We have concluded that the jury should be informed of the consequence of its apportionment of negligence. We regard such information as essential if the jury is to be able to apply the equitable considerations and arrive at the compromises that are an inherent part of the jury system. Prior to the enactment of the Comparative Negligence Act, the jury was instructed that if it found contributory negligence on the part of the plaintiff, it should not award damages but should find for the defendant. Brown v. Jones, 404 Pa. 513, 172 A.2d 831 (1961); Nelson v. Barclay Motors, Inc., 414 Pa. 633, 202 A.2d 48 (1964); Calhoun v. Jersey Shore Hospital, 250 Pa. Super. 567, 378 A.2d 1294 (1977).
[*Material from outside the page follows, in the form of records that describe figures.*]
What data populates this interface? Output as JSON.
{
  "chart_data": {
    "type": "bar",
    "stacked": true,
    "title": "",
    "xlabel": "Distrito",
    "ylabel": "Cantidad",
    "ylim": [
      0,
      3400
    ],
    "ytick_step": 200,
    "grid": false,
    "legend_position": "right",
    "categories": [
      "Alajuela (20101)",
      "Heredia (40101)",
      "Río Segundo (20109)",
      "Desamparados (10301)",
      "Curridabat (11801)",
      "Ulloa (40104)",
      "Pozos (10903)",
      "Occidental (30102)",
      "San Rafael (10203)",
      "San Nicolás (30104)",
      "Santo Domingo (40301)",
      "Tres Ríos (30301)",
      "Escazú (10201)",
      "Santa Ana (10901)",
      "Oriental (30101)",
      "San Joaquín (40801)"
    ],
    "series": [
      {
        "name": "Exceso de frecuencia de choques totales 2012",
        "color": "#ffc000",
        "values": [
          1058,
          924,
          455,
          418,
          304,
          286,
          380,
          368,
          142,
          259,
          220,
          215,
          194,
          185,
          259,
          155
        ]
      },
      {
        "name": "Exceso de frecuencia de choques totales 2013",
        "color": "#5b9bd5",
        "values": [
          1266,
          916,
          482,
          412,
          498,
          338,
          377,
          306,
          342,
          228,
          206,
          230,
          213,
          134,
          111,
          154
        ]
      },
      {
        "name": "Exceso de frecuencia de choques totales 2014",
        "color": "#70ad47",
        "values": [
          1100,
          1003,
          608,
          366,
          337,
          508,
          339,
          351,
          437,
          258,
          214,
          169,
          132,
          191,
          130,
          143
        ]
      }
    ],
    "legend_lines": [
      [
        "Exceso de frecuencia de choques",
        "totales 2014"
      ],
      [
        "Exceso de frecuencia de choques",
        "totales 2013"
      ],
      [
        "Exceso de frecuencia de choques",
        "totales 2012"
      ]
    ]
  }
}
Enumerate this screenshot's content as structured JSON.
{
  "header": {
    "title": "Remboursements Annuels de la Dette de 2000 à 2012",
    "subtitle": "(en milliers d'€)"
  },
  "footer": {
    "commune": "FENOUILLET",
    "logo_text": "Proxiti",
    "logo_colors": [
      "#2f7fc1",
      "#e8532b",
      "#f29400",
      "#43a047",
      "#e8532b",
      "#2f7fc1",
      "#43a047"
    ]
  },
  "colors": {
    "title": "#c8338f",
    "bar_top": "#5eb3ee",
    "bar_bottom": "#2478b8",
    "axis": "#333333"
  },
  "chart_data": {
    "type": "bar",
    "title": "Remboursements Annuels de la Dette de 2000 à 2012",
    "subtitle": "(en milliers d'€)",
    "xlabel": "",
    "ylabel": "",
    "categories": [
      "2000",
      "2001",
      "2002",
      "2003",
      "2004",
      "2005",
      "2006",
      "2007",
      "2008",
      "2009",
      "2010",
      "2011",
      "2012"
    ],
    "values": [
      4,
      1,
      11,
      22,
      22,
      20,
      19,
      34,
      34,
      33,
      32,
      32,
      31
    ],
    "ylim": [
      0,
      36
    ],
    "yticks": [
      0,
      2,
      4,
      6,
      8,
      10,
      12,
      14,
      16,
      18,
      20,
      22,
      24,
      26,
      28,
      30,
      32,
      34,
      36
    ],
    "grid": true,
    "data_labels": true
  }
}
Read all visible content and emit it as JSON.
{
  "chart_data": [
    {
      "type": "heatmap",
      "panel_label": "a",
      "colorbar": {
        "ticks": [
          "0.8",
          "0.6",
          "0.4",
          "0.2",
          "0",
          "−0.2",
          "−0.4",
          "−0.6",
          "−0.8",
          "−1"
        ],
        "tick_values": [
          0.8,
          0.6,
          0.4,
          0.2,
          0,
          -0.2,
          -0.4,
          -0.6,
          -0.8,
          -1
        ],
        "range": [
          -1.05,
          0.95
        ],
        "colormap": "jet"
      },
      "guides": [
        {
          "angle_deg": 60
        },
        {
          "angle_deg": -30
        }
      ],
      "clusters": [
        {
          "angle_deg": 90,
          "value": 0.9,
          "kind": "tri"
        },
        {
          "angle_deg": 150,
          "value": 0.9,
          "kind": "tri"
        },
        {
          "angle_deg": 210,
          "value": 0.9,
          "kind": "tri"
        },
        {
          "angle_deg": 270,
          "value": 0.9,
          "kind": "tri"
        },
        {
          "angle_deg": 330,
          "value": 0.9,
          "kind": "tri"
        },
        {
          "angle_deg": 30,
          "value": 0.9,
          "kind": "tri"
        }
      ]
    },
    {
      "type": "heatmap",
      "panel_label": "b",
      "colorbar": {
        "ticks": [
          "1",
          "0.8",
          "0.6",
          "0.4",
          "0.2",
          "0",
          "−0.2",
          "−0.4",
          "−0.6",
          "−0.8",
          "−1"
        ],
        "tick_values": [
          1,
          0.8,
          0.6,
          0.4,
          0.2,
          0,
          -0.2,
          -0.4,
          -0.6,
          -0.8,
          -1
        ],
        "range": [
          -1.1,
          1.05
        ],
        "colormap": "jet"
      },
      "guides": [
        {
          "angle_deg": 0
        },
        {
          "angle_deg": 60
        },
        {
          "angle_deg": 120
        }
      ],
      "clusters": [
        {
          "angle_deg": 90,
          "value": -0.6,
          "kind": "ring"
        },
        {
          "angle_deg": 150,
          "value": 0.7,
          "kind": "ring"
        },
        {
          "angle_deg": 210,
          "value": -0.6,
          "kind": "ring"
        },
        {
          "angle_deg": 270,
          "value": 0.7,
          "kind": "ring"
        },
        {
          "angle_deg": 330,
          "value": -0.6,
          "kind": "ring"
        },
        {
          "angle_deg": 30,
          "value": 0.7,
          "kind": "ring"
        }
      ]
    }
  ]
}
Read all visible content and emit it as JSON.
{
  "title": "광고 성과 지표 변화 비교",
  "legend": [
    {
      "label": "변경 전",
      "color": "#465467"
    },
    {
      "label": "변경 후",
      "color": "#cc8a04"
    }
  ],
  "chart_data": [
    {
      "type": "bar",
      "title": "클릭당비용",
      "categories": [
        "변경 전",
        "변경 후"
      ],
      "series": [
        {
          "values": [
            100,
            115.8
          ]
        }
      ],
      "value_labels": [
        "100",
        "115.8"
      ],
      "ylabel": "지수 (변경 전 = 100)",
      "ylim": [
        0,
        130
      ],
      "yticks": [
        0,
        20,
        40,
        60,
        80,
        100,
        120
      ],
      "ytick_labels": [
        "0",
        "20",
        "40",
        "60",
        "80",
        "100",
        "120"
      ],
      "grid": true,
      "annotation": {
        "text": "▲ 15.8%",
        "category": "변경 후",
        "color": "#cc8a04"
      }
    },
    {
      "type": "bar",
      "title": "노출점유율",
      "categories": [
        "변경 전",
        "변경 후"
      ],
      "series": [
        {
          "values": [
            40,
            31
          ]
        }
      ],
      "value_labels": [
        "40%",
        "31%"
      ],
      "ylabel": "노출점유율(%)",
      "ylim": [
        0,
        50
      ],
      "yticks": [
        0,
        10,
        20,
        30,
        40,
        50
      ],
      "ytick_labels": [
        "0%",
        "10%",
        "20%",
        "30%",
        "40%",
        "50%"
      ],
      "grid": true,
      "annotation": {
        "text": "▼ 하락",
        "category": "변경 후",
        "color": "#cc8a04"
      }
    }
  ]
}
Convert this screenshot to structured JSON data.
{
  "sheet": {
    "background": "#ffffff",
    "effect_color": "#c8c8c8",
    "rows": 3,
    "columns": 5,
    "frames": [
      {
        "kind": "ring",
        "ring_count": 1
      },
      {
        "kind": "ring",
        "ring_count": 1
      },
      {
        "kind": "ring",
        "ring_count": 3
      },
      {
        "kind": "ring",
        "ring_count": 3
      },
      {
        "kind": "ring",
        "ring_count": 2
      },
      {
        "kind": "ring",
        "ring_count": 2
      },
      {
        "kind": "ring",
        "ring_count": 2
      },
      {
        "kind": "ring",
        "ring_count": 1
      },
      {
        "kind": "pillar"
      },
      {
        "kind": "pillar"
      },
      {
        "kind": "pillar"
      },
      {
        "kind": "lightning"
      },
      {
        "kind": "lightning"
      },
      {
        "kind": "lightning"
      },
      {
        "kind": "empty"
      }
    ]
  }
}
One may be sure that juries often disobeyed this instruction and engaged in an apportionment of the parties' negligence, making an award when in the jury's opinion justice required it, although in an amount somewhat diminished by the realization that at least to some extent the plaintiff had been negligent. Thus the jury deliberated knowing the consequence of its apportionment decision. The Comparative Negligence Act has simply brought this process out into the open. We see no reason why we should go farther, and require that now the jury must deliberate
[ 287 Pa. Super. Page 414]
without knowing the consequence of its apportionment decision. We note that our conclusion is the same as was reached by those who prepared Standard Jury Instruction Sec. 3.03, which informs the jury of the consequence of its apportionment decision, and which the trial judge in the present case read to the jury. We approve that instruction.
HESTER, Judge, concurring and dissenting:
I concur with that portion of the Opinion which holds that the jury should be informed of the consequence of its apportionment of negligence.
I dissent as to the portion of the Opinion which refuses to grant a new trial. I would grant a new trial as to the issues involved in the first day-light fall down. I would refuse to submit to a jury the issues involved in the second day light fall down which occurred on the same sidewalk five days following the first fall down. Appellee clearly assumed the risk.